Regardless of approach, I wouldn’t count the value of the ships or trade goods in Arokor’s hold as xp. For a full (chaos) looting, we’re looking at 17951xp of treasure guarded by 4670xp of stuff, for a ratio of 3.84x. For a “lawful” looting, we’re looking at 17161xp of treasure guarded by 4005xp of stuff, for a ratio of 4.28x.
In either case, these are exactly the sorts of ratios that we’re looking for. Malrex definitely knows what he’s doing. It’s a very level-appropriate amount of treasure.
Magic item-wise, I usually recommend 1 permament magic item and ~3 consumables per 2000xp of defenders, so the given treasure is reasonable. Heavy on permanent items and light on consumables but totally fine.
Conclusion
Buy and Run!
This was a great adventure, and my table’s final battle against the pirates (with the explosive barrel and wand of fire) was one of the coolest set-piece encounters I’ve had in an OSR game.
My players ended up dispatching both pirate captains and commandeering both pirate ships, and negotiating (coercing?) a hefty reward from Arokor.

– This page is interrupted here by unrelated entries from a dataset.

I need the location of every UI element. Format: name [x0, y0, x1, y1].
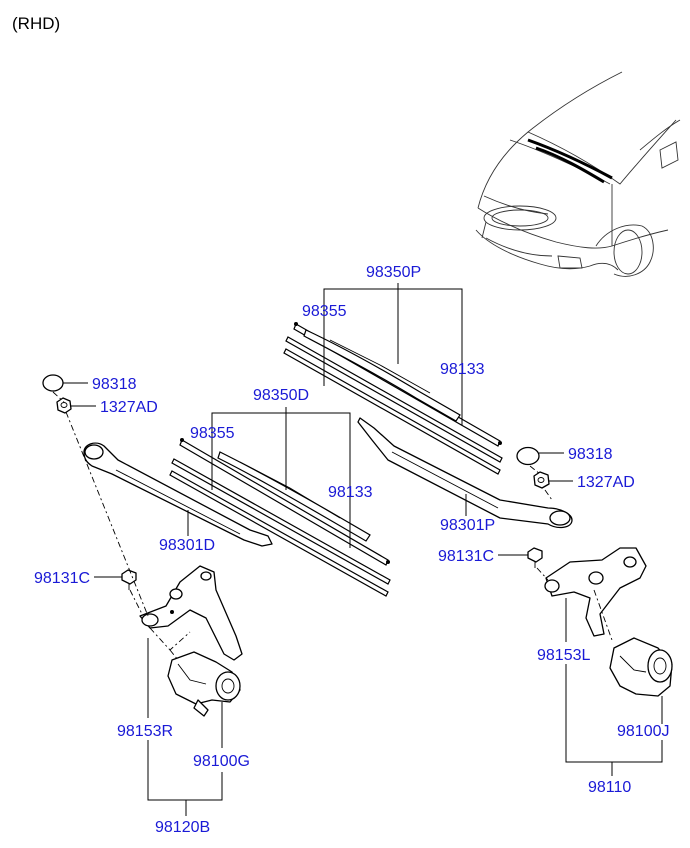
assembly-line	[169, 649, 179, 661]
assembly-line	[149, 627, 191, 651]
label-cap-right[interactable]: 98318	[568, 446, 613, 463]
assembly-line	[593, 589, 613, 641]
label-nut-left[interactable]: 1327AD	[100, 399, 158, 416]
assembly-line	[65, 411, 149, 617]
label-linkage-assy-right[interactable]: 98110	[588, 779, 631, 796]
label-link-right[interactable]: 98153R	[117, 723, 173, 740]
label-linkage-assy-left[interactable]: 98120B	[155, 819, 210, 836]
label-blade-insert-driver[interactable]: 98133	[328, 484, 373, 501]
label-nut-right[interactable]: 1327AD	[577, 474, 635, 491]
cap-icon	[42, 374, 64, 392]
nut-icon	[56, 397, 72, 414]
wiper-motor-icon	[167, 651, 241, 717]
label-wiper-blade-set-passenger[interactable]: 98350P	[366, 264, 421, 281]
label-link-left[interactable]: 98153L	[537, 647, 590, 664]
label-blade-refill-passenger[interactable]: 98355	[302, 303, 347, 320]
assembly-line	[529, 465, 541, 475]
wiper-arm-icon	[83, 442, 273, 547]
assembly-line	[544, 489, 553, 501]
label-blade-refill-driver[interactable]: 98355	[190, 425, 235, 442]
label-wiper-blade-set-driver[interactable]: 98350D	[253, 387, 309, 404]
assembly-line	[129, 589, 143, 615]
page-title: (RHD)	[12, 14, 61, 33]
bolt-icon	[527, 547, 543, 568]
nut-icon	[533, 471, 550, 489]
wiper-motor-icon	[609, 637, 673, 697]
cap-icon	[516, 446, 540, 466]
linkage-icon	[544, 547, 647, 637]
label-motor-assy-right[interactable]: 98100J	[617, 723, 670, 740]
car-illustration-icon	[475, 71, 681, 277]
label-blade-insert-passenger[interactable]: 98133	[440, 361, 485, 378]
label-motor-assy-left[interactable]: 98100G	[193, 753, 250, 770]
label-cap-left[interactable]: 98318	[92, 376, 137, 393]
wiper-blade-icon	[169, 438, 391, 597]
label-bolt-left[interactable]: 98131C	[34, 570, 90, 587]
bolt-icon	[121, 569, 137, 590]
assembly-line	[52, 391, 65, 403]
wiper-arm-icon	[357, 417, 573, 529]
label-wiper-arm-driver[interactable]: 98301D	[159, 537, 215, 554]
assembly-line	[536, 567, 549, 581]
label-wiper-arm-passenger[interactable]: 98301P	[440, 517, 495, 534]
linkage-icon	[139, 565, 243, 661]
leader-lines	[63, 283, 663, 816]
label-bolt-right[interactable]: 98131C	[438, 548, 494, 565]
wiper-blade-icon	[283, 322, 503, 475]
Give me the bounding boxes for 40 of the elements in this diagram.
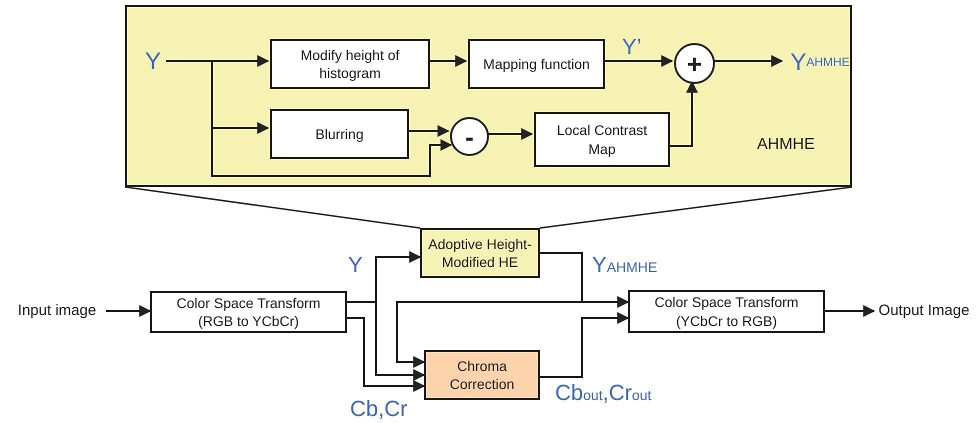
arrow: [487, 128, 534, 140]
operator-circle: [674, 43, 715, 84]
arrow: [407, 125, 450, 137]
edge-label: Cb,Cr: [350, 396, 408, 422]
arrow: [396, 252, 583, 368]
process-box: [468, 39, 605, 89]
arrow: [825, 305, 876, 317]
process-box: [628, 290, 825, 333]
io-label: Input image: [8, 300, 106, 322]
process-box: [270, 109, 409, 159]
box-label: Local Contrast Map: [556, 121, 648, 158]
process-box: [534, 112, 670, 167]
box-label: Mapping function: [483, 54, 590, 74]
arrow: [347, 301, 426, 381]
operator-symbol: -: [465, 124, 474, 150]
box-label: Blurring: [315, 124, 364, 144]
arrow: [540, 312, 630, 378]
edge-label: Y’: [622, 34, 642, 60]
io-label: Output Image: [874, 300, 974, 322]
signal-label: Y: [138, 46, 168, 78]
box-label: Modify height of histogram: [300, 46, 400, 82]
arrow: [603, 55, 674, 67]
box-label: Chroma Correction: [448, 356, 516, 394]
box-label: Color Space Transform (YCbCr to RGB): [654, 293, 800, 330]
edge-label: Y: [348, 252, 363, 278]
process-box: [424, 350, 540, 400]
process-box: [150, 291, 347, 333]
arrow: [106, 305, 152, 317]
process-box: [420, 228, 540, 278]
operator-circle: [450, 117, 489, 156]
process-box: [270, 39, 430, 89]
operator-symbol: +: [686, 50, 702, 76]
arrow: [428, 55, 468, 67]
arrow: [166, 60, 452, 177]
box-label: Adoptive Height-Modified HE: [428, 234, 532, 272]
module-panel: [125, 5, 852, 187]
arrow: [713, 55, 784, 67]
arrow: [347, 317, 426, 392]
panel-title: AHMHE: [757, 135, 815, 155]
box-label: Color Space Transform (RGB to YCbCr): [176, 294, 322, 330]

A perceptive reader (heh) may notice that most of my quibbles were about minor technical errors; that’s because the adventure is otherwise great and minor technical errors are all I could really find to constructively criticize.
I recommend…
figuring out how you want the opening scenes to work, especially the “combat” before the jellyfish surfaces.
fleshing out the pirates, their resources, and their order of battle a bit better.
fleshing out the above-ground area; it’s potentially the site of a huge, important battle so get it right.
fleshing out Arokor’s forces a little more. Are they willing to go to battle against the pirates? Are they willing to pay the players to solve the problem for them?
remembering that whales are not fish.
ignoring all of the random-amount-of-rounds stuff.
ignoring the random tentacle forest appendix.